For every item returned, TerraCycle donates two-cents (or the local equivalent) to a school or non-profit of the collector’s choice. TerraCycle operates in 22 countries, minimizing the global threats of landfill and incineration on humans and the environment. So far, through TerraCycle, 32 million consumers have diverted 2.5 billion units of waste from landfill and incineration, while earning over 4.5 million dollars (US) for schools and myriad non- profits.
For example, the drink pouch is a ubiquitous waste stream found in every school cafeteria in America. In order to offset the estimated 11 BILLION pouches that go to waste every year in America alone, TerraCycle partnered with Honest Tea and Capri Sun to start the Drink Pouch Brigade. The free recycling fundraiser was an opportunity for two competitors to put aside their corporate differences and do the right thing for the environment. Since the Program was founded, over 70,000 organizations – including 57,000 schools – signed up for the program. As of December 2012 they helped collect over 164 MILLION drink pouches and collectively earned over 3.2 million dollars.

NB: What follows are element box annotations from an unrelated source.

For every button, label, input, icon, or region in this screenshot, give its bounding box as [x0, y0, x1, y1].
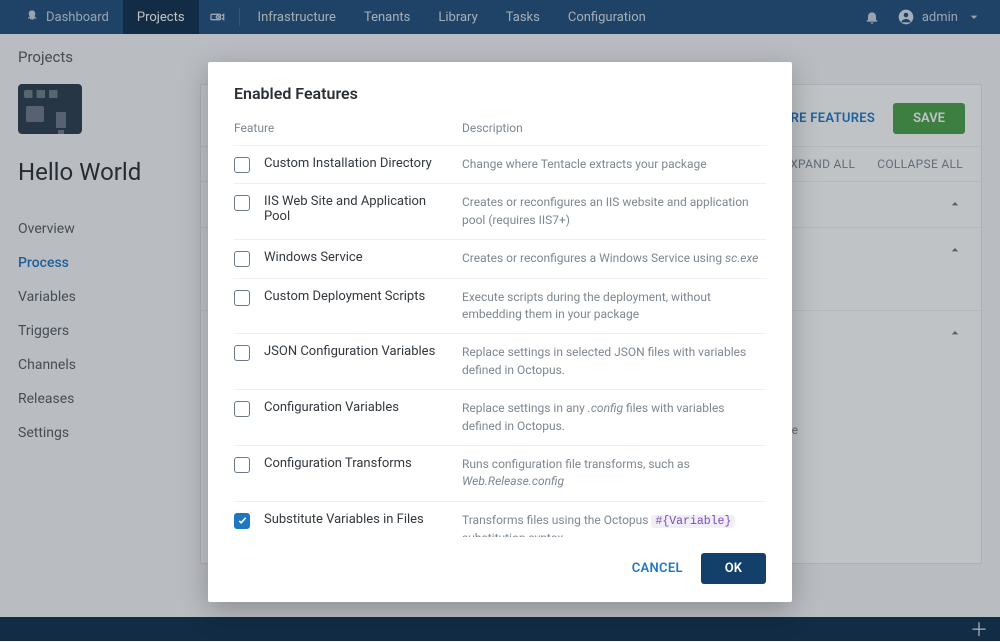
feature-label: Custom Deployment Scripts	[264, 289, 462, 304]
feature-checkbox[interactable]	[234, 157, 250, 173]
enabled-features-dialog: Enabled Features Feature Description Cus…	[208, 62, 792, 602]
feature-description: Execute scripts during the deployment, w…	[462, 289, 766, 324]
feature-checkbox[interactable]	[234, 401, 250, 417]
feature-label: Configuration Transforms	[264, 456, 462, 471]
feature-row: Windows ServiceCreates or reconfigures a…	[234, 240, 766, 278]
feature-description: Creates or reconfigures a Windows Servic…	[462, 250, 766, 267]
feature-description: Replace settings in selected JSON files …	[462, 344, 766, 379]
feature-row: Configuration VariablesReplace settings …	[234, 390, 766, 446]
column-description-header: Description	[462, 121, 766, 135]
feature-label: Custom Installation Directory	[264, 156, 462, 171]
feature-description: Creates or reconfigures an IIS website a…	[462, 194, 766, 229]
feature-checkbox[interactable]	[234, 457, 250, 473]
feature-description: Replace settings in any .config files wi…	[462, 400, 766, 435]
feature-row: JSON Configuration VariablesReplace sett…	[234, 334, 766, 390]
feature-list: Custom Installation DirectoryChange wher…	[234, 146, 772, 537]
dialog-title: Enabled Features	[234, 84, 766, 103]
feature-description: Transforms files using the Octopus #{Var…	[462, 512, 766, 537]
feature-row: IIS Web Site and Application PoolCreates…	[234, 184, 766, 240]
feature-row: Substitute Variables in FilesTransforms …	[234, 502, 766, 537]
feature-row: Custom Deployment ScriptsExecute scripts…	[234, 279, 766, 335]
feature-checkbox[interactable]	[234, 195, 250, 211]
feature-row: Configuration TransformsRuns configurati…	[234, 446, 766, 502]
feature-label: IIS Web Site and Application Pool	[264, 194, 462, 224]
feature-label: Windows Service	[264, 250, 462, 265]
feature-label: JSON Configuration Variables	[264, 344, 462, 359]
feature-description: Change where Tentacle extracts your pack…	[462, 156, 766, 173]
feature-checkbox[interactable]	[234, 345, 250, 361]
feature-label: Configuration Variables	[264, 400, 462, 415]
modal-overlay: Enabled Features Feature Description Cus…	[0, 0, 1000, 641]
feature-label: Substitute Variables in Files	[264, 512, 462, 527]
ok-button[interactable]: OK	[701, 553, 766, 584]
feature-checkbox[interactable]	[234, 290, 250, 306]
column-feature-header: Feature	[234, 121, 462, 135]
feature-checkbox[interactable]	[234, 251, 250, 267]
cancel-button[interactable]: CANCEL	[632, 561, 683, 576]
feature-row: Custom Installation DirectoryChange wher…	[234, 146, 766, 184]
feature-checkbox[interactable]	[234, 513, 250, 529]
feature-description: Runs configuration file transforms, such…	[462, 456, 766, 491]
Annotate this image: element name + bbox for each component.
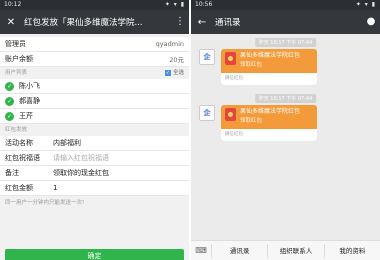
tab-my-profile[interactable]: 我的资料 — [323, 243, 380, 258]
rate-limit-hint: 同一用户一分钟内只能发送一次! — [5, 200, 85, 206]
select-all-checkbox[interactable]: ✓ 全选 — [164, 67, 184, 79]
top-bar: ✕ 红包发放「果仙多维魔法学院... ⋮ — [0, 10, 189, 34]
user-list-label: 用户列表 — [5, 70, 28, 76]
user-item[interactable]: ✓ 王芹 — [0, 109, 189, 124]
balance-label: 账户余额 — [5, 55, 33, 63]
confirm-button[interactable]: 确定 — [5, 249, 184, 260]
red-packet-card[interactable]: 果仙多维魔法学院红包 领取红包 微信红包 — [221, 105, 317, 141]
status-icons: ✦ ▾ ▮ — [355, 1, 376, 8]
activity-name-field[interactable]: 活动名称 内部福利 — [0, 136, 189, 151]
right-phone-screen: 10:56 ✦ ▾ ▮ ← 通讯录 ● 昨天 10:17 下午 07:44 企 … — [191, 0, 380, 260]
back-arrow-icon[interactable]: ← — [195, 17, 209, 28]
red-packet-title: 果仙多维魔法学院红包 — [240, 52, 301, 59]
status-time: 10:12 — [4, 1, 22, 8]
field-value: 内部福利 — [53, 139, 81, 147]
select-all-label: 全选 — [172, 70, 184, 76]
avatar[interactable]: 企 — [199, 105, 215, 121]
tab-contacts[interactable]: 通讯录 — [211, 243, 267, 258]
admin-label: 管理员 — [5, 40, 26, 48]
profile-icon[interactable]: ● — [366, 17, 376, 27]
more-menu-icon[interactable]: ⋮ — [175, 17, 185, 27]
amount-field[interactable]: 红包金额 1 — [0, 181, 189, 196]
balance-value: 20元 — [169, 56, 184, 64]
check-circle-icon: ✓ — [5, 96, 14, 106]
left-phone-screen: 10:12 ✦ ▾ ▮ ✕ 红包发放「果仙多维魔法学院... ⋮ 管理员 qya… — [0, 0, 189, 260]
message-timestamp: 昨天 10:17 下午 07:44 — [254, 38, 317, 47]
balance-row: 账户余额 20元 — [0, 52, 189, 67]
check-circle-icon: ✓ — [5, 81, 14, 91]
status-bar: 10:56 ✦ ▾ ▮ — [191, 0, 380, 10]
avatar[interactable]: 企 — [199, 49, 215, 65]
user-name: 陈小飞 — [19, 82, 40, 90]
keyboard-icon[interactable]: ⌨ — [191, 246, 211, 255]
page-title: 红包发放「果仙多维魔法学院... — [24, 18, 143, 28]
red-packet-footer: 微信红包 — [221, 73, 317, 85]
remark-field[interactable]: 备注 领取你的现金红包 — [0, 166, 189, 181]
message-timestamp: 昨天 10:17 下午 07:44 — [254, 94, 317, 103]
field-value: 领取你的现金红包 — [53, 169, 109, 177]
field-label: 活动名称 — [5, 139, 33, 147]
blessing-field[interactable]: 红包祝福语 请输入红包祝福语 — [0, 151, 189, 166]
red-packet-title: 果仙多维魔法学院红包 — [240, 108, 301, 115]
page-title: 通讯录 — [215, 18, 241, 28]
admin-value: qyadmin — [155, 40, 184, 48]
packet-section-header: 红包发放 — [0, 124, 189, 136]
red-packet-subtitle: 领取红包 — [240, 118, 263, 124]
red-packet-icon — [225, 52, 236, 65]
field-placeholder: 请输入红包祝福语 — [53, 154, 109, 162]
field-label: 备注 — [5, 169, 19, 177]
tab-org-contacts[interactable]: 组织联系人 — [267, 243, 323, 258]
user-list-header: 用户列表 ✓ 全选 — [0, 67, 189, 79]
red-packet-message: 企 果仙多维魔法学院红包 领取红包 微信红包 — [199, 49, 317, 85]
red-packet-card[interactable]: 果仙多维魔法学院红包 领取红包 微信红包 — [221, 49, 317, 85]
checkbox-icon: ✓ — [164, 70, 171, 76]
status-bar: 10:12 ✦ ▾ ▮ — [0, 0, 189, 10]
red-packet-subtitle: 领取红包 — [240, 62, 263, 68]
user-item[interactable]: ✓ 郝喜静 — [0, 94, 189, 109]
bottom-menu-bar: ⌨ 通讯录 组织联系人 我的资料 — [191, 240, 380, 260]
red-packet-footer: 微信红包 — [221, 129, 317, 141]
red-packet-icon — [225, 108, 236, 121]
user-name: 郝喜静 — [19, 97, 40, 105]
status-time: 10:56 — [195, 1, 213, 8]
user-name: 王芹 — [19, 112, 33, 120]
admin-row: 管理员 qyadmin — [0, 37, 189, 52]
close-icon[interactable]: ✕ — [4, 17, 18, 28]
red-packet-message: 企 果仙多维魔法学院红包 领取红包 微信红包 — [199, 105, 317, 141]
status-icons: ✦ ▾ ▮ — [164, 1, 185, 8]
packet-section-label: 红包发放 — [5, 127, 28, 133]
field-label: 红包金额 — [5, 184, 33, 192]
chat-area: 昨天 10:17 下午 07:44 企 果仙多维魔法学院红包 领取红包 微信红包… — [191, 34, 380, 240]
field-value: 1 — [53, 184, 58, 192]
check-circle-icon: ✓ — [5, 111, 14, 121]
field-label: 红包祝福语 — [5, 154, 40, 162]
top-bar: ← 通讯录 ● — [191, 10, 380, 34]
user-item[interactable]: ✓ 陈小飞 — [0, 79, 189, 94]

The collected pouches are upcycled or recycled into a variety of products. School items like pencil cases and backpacks that help to complete the education for kids. The students get to see what the pouches they helped collect are turned into for a second life. Pouches are also recycled into more utilitarian products like park benches, picnic tables and railroad ties.
TerraCycle’s programs are sponsored by some of the world’s largest companies. These major companies include Kraft Foods, Nestle, Mars, Inc., Kimberly-Clark, Frito-Lay, Kashi, Sanford, Elmer’s Products, Inc, Logitech, Old Navy, Clif Bar, Sprout Baby Food, 3M, Malt-O-Meal, Colgate, Palmolive, L’Oreal, and BIC.